Wednesday, May 04, 2011

Life is all about how you handle plan B . . .

"Plan A is always my first choice . . . you know, the one where everything works out to be happily ever-after. But more often than not, I find myself dealing with the upside-down, inside-out version where nothing goes as it should. Do I sink or do I swim? . . . The choice is all mine. It's at this point that the true test of my character comes in. Life really is all about how you handle plan B." [From a fun T-shirt that I own.]

Plan B

People make too big of a deal over plan B. Seriously! Plans should be flexible . . . what is most important is the mission! A change in plans isn't a change in mission--plan B is merely a different avenue of approach.

One thing that I always try to keep in mind is that my plan A may not be what is best for me. It may accomplish the mission, but at what cost?

I have a strategic plan for my life and my career--yes, it's true (I am THAT anal). And yes, I weigh every decision according to this plan. Yet at the same time, I realize that I may not have all of the information, and my original plan may not be the best plan to accomplish the mission . . .

Do I sink or do I swim?

That is a silly question--of course I swim! I look at life this way: if we create a plan or a map for our lives and everything goes precisely according to the plan, how boring would that be? Where are the challenges in that?

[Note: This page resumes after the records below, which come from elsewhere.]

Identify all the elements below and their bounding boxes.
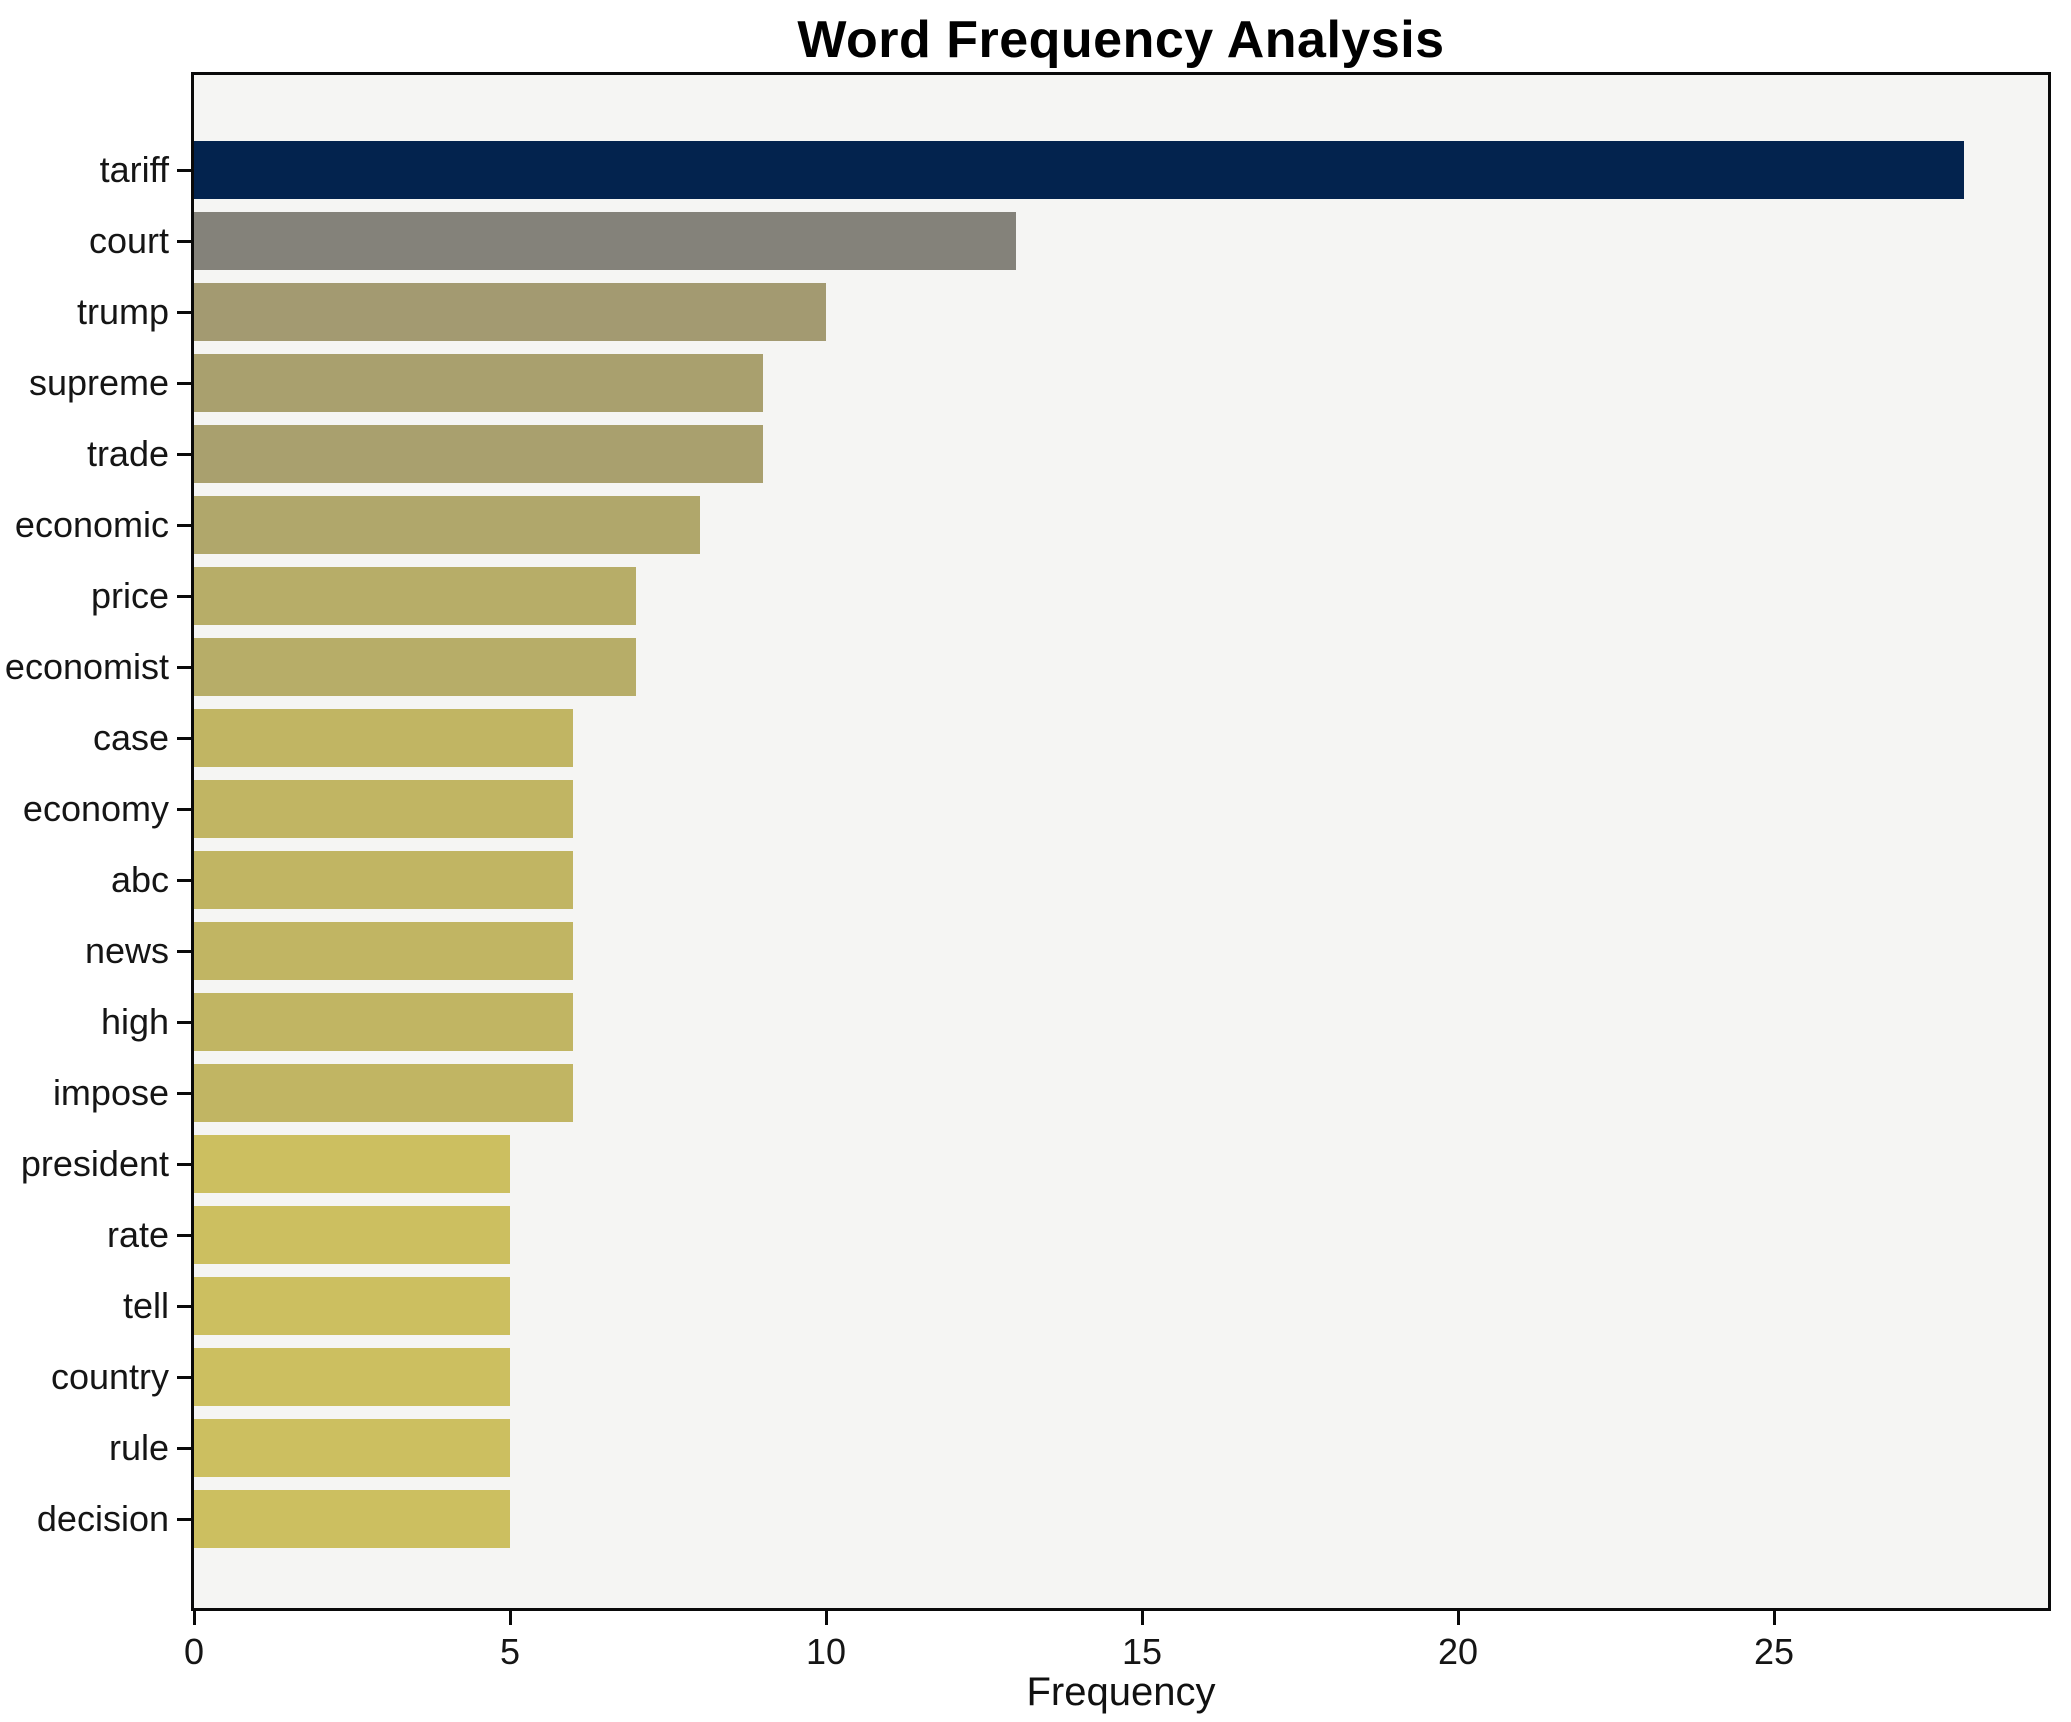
y-tick-mark	[177, 1304, 191, 1308]
bar-country	[194, 1348, 510, 1406]
bar-economic	[194, 496, 700, 554]
bar-price	[194, 567, 637, 625]
y-tick-mark	[177, 736, 191, 740]
bar-rule	[194, 1419, 510, 1477]
y-tick-label-tariff: tariff	[99, 149, 169, 190]
y-tick-mark	[177, 807, 191, 811]
bar-case	[194, 709, 574, 767]
y-tick-label-economist: economist	[4, 646, 169, 687]
y-tick-label-supreme: supreme	[28, 362, 169, 403]
y-tick-label-news: news	[84, 930, 169, 971]
y-tick-label-rule: rule	[108, 1427, 169, 1468]
bar-impose	[194, 1064, 574, 1122]
y-tick-mark	[177, 381, 191, 385]
y-tick-label-country: country	[50, 1356, 169, 1397]
y-tick-label-tell: tell	[122, 1285, 169, 1326]
y-tick-mark	[177, 665, 191, 669]
x-tick-label-25: 25	[1753, 1631, 1795, 1672]
y-tick-mark	[177, 878, 191, 882]
y-tick-label-trade: trade	[86, 433, 169, 474]
bar-news	[194, 922, 574, 980]
bar-trump	[194, 283, 826, 341]
x-tick-label-15: 15	[1121, 1631, 1163, 1672]
y-tick-mark	[177, 1446, 191, 1450]
bar-high	[194, 993, 574, 1051]
y-tick-label-rate: rate	[106, 1214, 169, 1255]
y-tick-mark	[177, 452, 191, 456]
y-tick-label-economic: economic	[14, 504, 169, 545]
y-tick-label-trump: trump	[76, 291, 169, 332]
y-tick-mark	[177, 523, 191, 527]
y-tick-mark	[177, 310, 191, 314]
y-tick-mark	[177, 1233, 191, 1237]
x-tick-mark	[192, 1611, 196, 1625]
y-tick-label-case: case	[92, 717, 169, 758]
x-tick-mark	[1772, 1611, 1776, 1625]
x-tick-label-20: 20	[1437, 1631, 1479, 1672]
y-tick-label-price: price	[90, 575, 169, 616]
chart-title: Word Frequency Analysis	[797, 11, 1445, 69]
y-tick-label-president: president	[20, 1143, 169, 1184]
bar-abc	[194, 851, 574, 909]
x-tick-mark	[824, 1611, 828, 1625]
x-tick-label-5: 5	[499, 1631, 521, 1672]
bar-tariff	[194, 141, 1964, 199]
bar-decision	[194, 1490, 510, 1548]
y-tick-mark	[177, 1091, 191, 1095]
y-tick-mark	[177, 1375, 191, 1379]
y-tick-label-impose: impose	[52, 1072, 169, 1113]
y-tick-mark	[177, 1162, 191, 1166]
y-tick-mark	[177, 239, 191, 243]
y-tick-mark	[177, 168, 191, 172]
x-tick-label-0: 0	[183, 1631, 205, 1672]
bar-trade	[194, 425, 763, 483]
y-tick-mark	[177, 1020, 191, 1024]
y-tick-label-economy: economy	[22, 788, 169, 829]
y-tick-mark	[177, 949, 191, 953]
y-tick-label-decision: decision	[36, 1498, 169, 1539]
bar-economy	[194, 780, 574, 838]
bar-supreme	[194, 354, 763, 412]
plot-area	[191, 72, 2051, 1611]
y-tick-label-abc: abc	[110, 859, 169, 900]
x-tick-mark	[508, 1611, 512, 1625]
y-tick-label-court: court	[88, 220, 169, 261]
x-tick-mark	[1456, 1611, 1460, 1625]
y-tick-mark	[177, 594, 191, 598]
x-axis-label: Frequency	[1026, 1670, 1216, 1714]
bar-court	[194, 212, 1016, 270]
bar-economist	[194, 638, 637, 696]
x-tick-mark	[1140, 1611, 1144, 1625]
bar-rate	[194, 1206, 510, 1264]
y-tick-label-high: high	[100, 1001, 169, 1042]
y-tick-mark	[177, 1517, 191, 1521]
bar-tell	[194, 1277, 510, 1335]
bar-president	[194, 1135, 510, 1193]
x-tick-label-10: 10	[805, 1631, 847, 1672]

I love the twists and turns in life--they usually bring heightened success!

Dialing it in

What am I talking about here? One example could be my own change from the Army's MI branch to Finance. Attending Finance BOLC and becoming a Finance Officer was my plan B. I won't share all of the details of my personal strategic plan, but the goal in that segment of my plan had already been met, so the change wasn't truly significant. However, initially choosing MI was important to my end-state. My background is actually in finance, so this change made sense . . . but MI still holds my interest!

My point is that it's important to not only have a plan, but to fully understand the steps in the plan and the desired end-state . . . otherwise you may get so caught up in the details that you lose sight of the end-state which is the ultimate goal!